Эфира закрыла глаза, вспоминая те шесть месяцев, которые они провели в этом месте в детстве.
– Тут было тепло, – сказала она. – И много народу, когда мы были здесь все вшестером. Но еды всегда было достаточно. Его отец смеялся громче всех известных мне людей. Мать заботилась об обоих мальчиках, обо мне и Беру, когда они приняли нас. Она всегда хотела дочь, но всем сердцем любила сыновей. Гектор боготворил Мариноса. Он был с характером, даже тогда, и только Маринос мог успокоить его, когда тот пересекал черту. Ну… Маринос и иногда Беру.
Джуд глянул на нее, и Эфира встретилась с ним взглядом.
– Он рискнул своей жизнью ради меня, – сказал Джуд. – Вы все рисковали. Но только Гектор на самом деле расстался со своей. И я просто не могу не думать, что должен ему отплатить. Не знаю как, но должен сделать так, чтобы она была не напрасна.
– Что было не напрасно? – спросила Эфира.
– Моя жизнь.
– Мы не можем вернуться, – сказала она, вспомнив слова Гектора. – Мы можем двигаться только вперед. Не можем отменить свои решения, но можем принять новые. Другие. Но запомни, Джуд, я не думаю, что кто-то из нас поступил бы по-другому. Не думаю, что Гектор бы это сделал. Он любил тебя. Не идеально, не без изъянов, но любил.
Джуд встретился с ней взглядом, но, кажется, был погружен в свои мысли.
– Эфира, – позвал Антон с улицы. Его голос был ровным, едва громче обычного тона, но в нем слышалась тревога, из-за которой по крови Эфиры пронесся адреналин. По быстро брошенному на нее взгляду Джуда Эфира поняла, что и он это услышал.

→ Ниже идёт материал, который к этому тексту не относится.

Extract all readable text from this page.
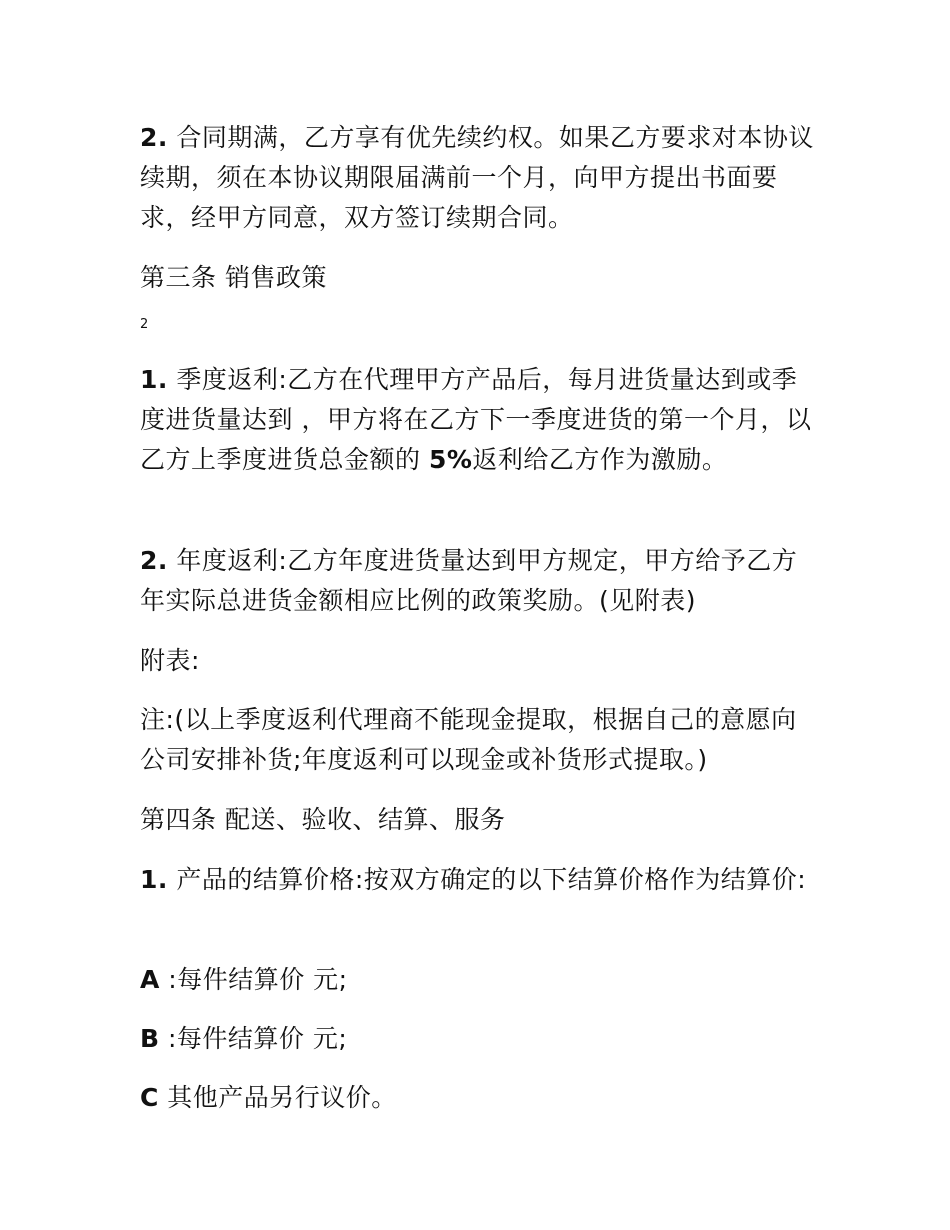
2. 合同期满，乙方享有优先续约权。如果乙方要求对本协议续期，须在本协议期限届满前一个月，向甲方提出书面要求，经甲方同意，双方签订续期合同。

第三条 销售政策

2

1. 季度返利:乙方在代理甲方产品后，每月进货量达到或季度进货量达到 ，甲方将在乙方下一季度进货的第一个月，以乙方上季度进货总金额的 5%返利给乙方作为激励。

2. 年度返利:乙方年度进货量达到甲方规定，甲方给予乙方年实际总进货金额相应比例的政策奖励。(见附表)

附表:

注:(以上季度返利代理商不能现金提取，根据自己的意愿向公司安排补货;年度返利可以现金或补货形式提取。)

第四条 配送、验收、结算、服务

1. 产品的结算价格:按双方确定的以下结算价格作为结算价:

A :每件结算价 元;

B :每件结算价 元;

C 其他产品另行议价。
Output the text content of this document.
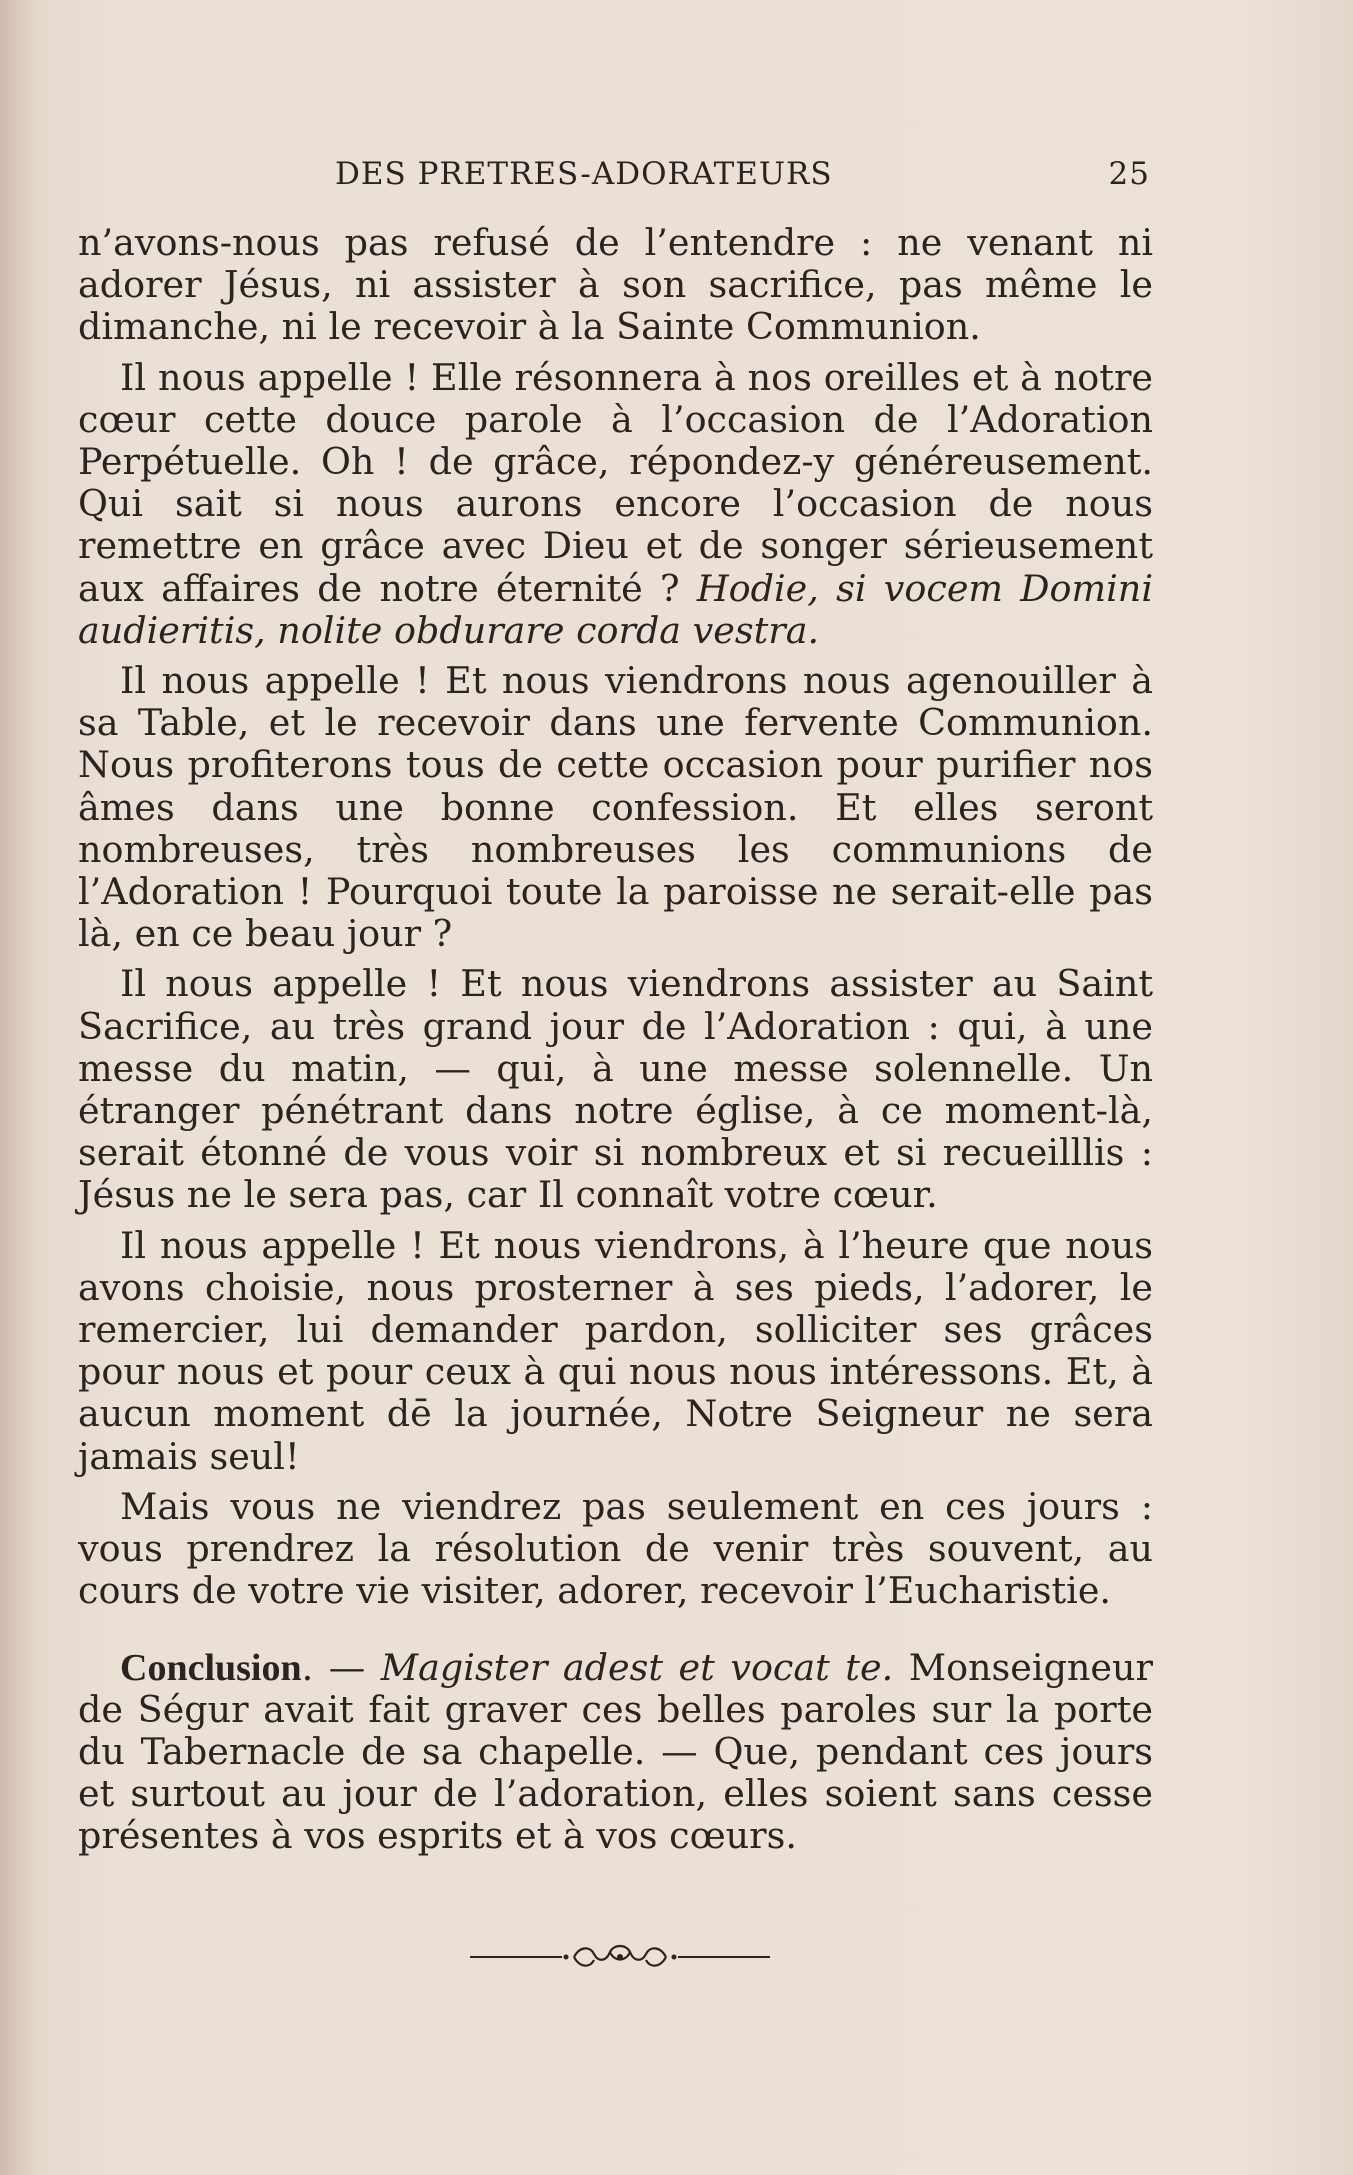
DES PRETRES-ADORATEURS	25

n’avons-nous pas refusé de l’entendre : ne venant ni adorer Jésus, ni assister à son sacrifice, pas même le dimanche, ni le recevoir à la Sainte Communion.

Il nous appelle ! Elle résonnera à nos oreilles et à notre cœur cette douce parole à l’occasion de l’Adoration Perpétuelle. Oh ! de grâce, répondez-y généreusement. Qui sait si nous aurons encore l’occasion de nous remettre en grâce avec Dieu et de songer sérieusement aux affaires de notre éternité ? Hodie, si vocem Domini audieritis, nolite obdurare corda vestra.

Il nous appelle ! Et nous viendrons nous agenouiller à sa Table, et le recevoir dans une fervente Communion. Nous profiterons tous de cette occasion pour purifier nos âmes dans une bonne confession. Et elles seront nombreuses, très nombreuses les communions de l’Adoration ! Pourquoi toute la paroisse ne serait-elle pas là, en ce beau jour ?

Il nous appelle ! Et nous viendrons assister au Saint Sacrifice, au très grand jour de l’Adoration : qui, à une messe du matin, — qui, à une messe solennelle. Un étranger pénétrant dans notre église, à ce moment-là, serait étonné de vous voir si nombreux et si recueilllis : Jésus ne le sera pas, car Il connaît votre cœur.

Il nous appelle ! Et nous viendrons, à l’heure que nous avons choisie, nous prosterner à ses pieds, l’adorer, le remercier, lui demander pardon, solliciter ses grâces pour nous et pour ceux à qui nous nous intéressons. Et, à aucun moment dē la journée, Notre Seigneur ne sera jamais seul!

Mais vous ne viendrez pas seulement en ces jours : vous prendrez la résolution de venir très souvent, au cours de votre vie visiter, adorer, recevoir l’Eucharistie.

Conclusion. — Magister adest et vocat te. Monseigneur de Ségur avait fait graver ces belles paroles sur la porte du Tabernacle de sa chapelle. — Que, pendant ces jours et surtout au jour de l’adoration, elles soient sans cesse présentes à vos esprits et à vos cœurs.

Они бросились на улицу. Эфира сделала два шага мимо Антона и остановилась.
Опустились сумерки, окрашивая все в жутковатый фиолетово-серый цвет, и последние следы солнечного света мерцали между небом и морем. На краю утеса, на фоне лучей угасающего солнца стояла богиня.
– Я пришла отдать дань уважения Гектору и его семье, – сказала она.
Сердце Эфиры колотилось в груди. Было так сложно не думать о девушке перед ней как о своей сестре. Сложно помнить, что это не Беру встречается с ней взглядом, стоя на другой стороне двора. С момента ее исчезновения после их попытки убить существо внутри нее прошло почти две недели. Почти две недели с тех пор, как Эфира решила, что никогда ее больше не увидит.
Эфира сделала еще один шаг ей навстречу.
– Мы подождем тебя на дороге, – тихо произнес Антон, взял Джуда за руку и повел его прочь.
– Беру, – наконец вырвалось у Эфиры. – Беру.
И вот она уже быстро подошла к сестре. Обняла ее. Беру позволила Эфире это сделать и положила одну руку на середину ее спины.
Эфира почувствовала, что что-то внутри ломается, от этого прикосновения из глаз льются слезы.
– Я сделаю это, Беру, – сказала она. – Я спасу сотню жизней. А потом еще сотню. Сколько смогу.
Она отчаянно желала, чтобы Беру пошла с ней. Чтобы они смогли вернуться к тому, что у них было, снова путешествовали из города в город вместе. Но в этот раз помогали людям, а не убивали их.
Словно прочитав ее мысли, Беру отстранилась и положила ладонь на щеку Эфиры.
– Ты должна меня отпустить.
– Знаю, – произнесла Эфира сквозь слезы. – Знаю.
Она не знала, как это сделать.
Богиня сделала шаг назад и с улыбкой, которая принадлежала только Беру, исчезла.
Эфира смотрела на то место, где она только что стояла, пока ночь поглощала небо, и первые звезды замерцали в темноте.
Она теряла Беру снова и снова уже почти половину их жизни, и легче не стало. Каждый раз это уничтожало ее. И этот раз ничем не отличался.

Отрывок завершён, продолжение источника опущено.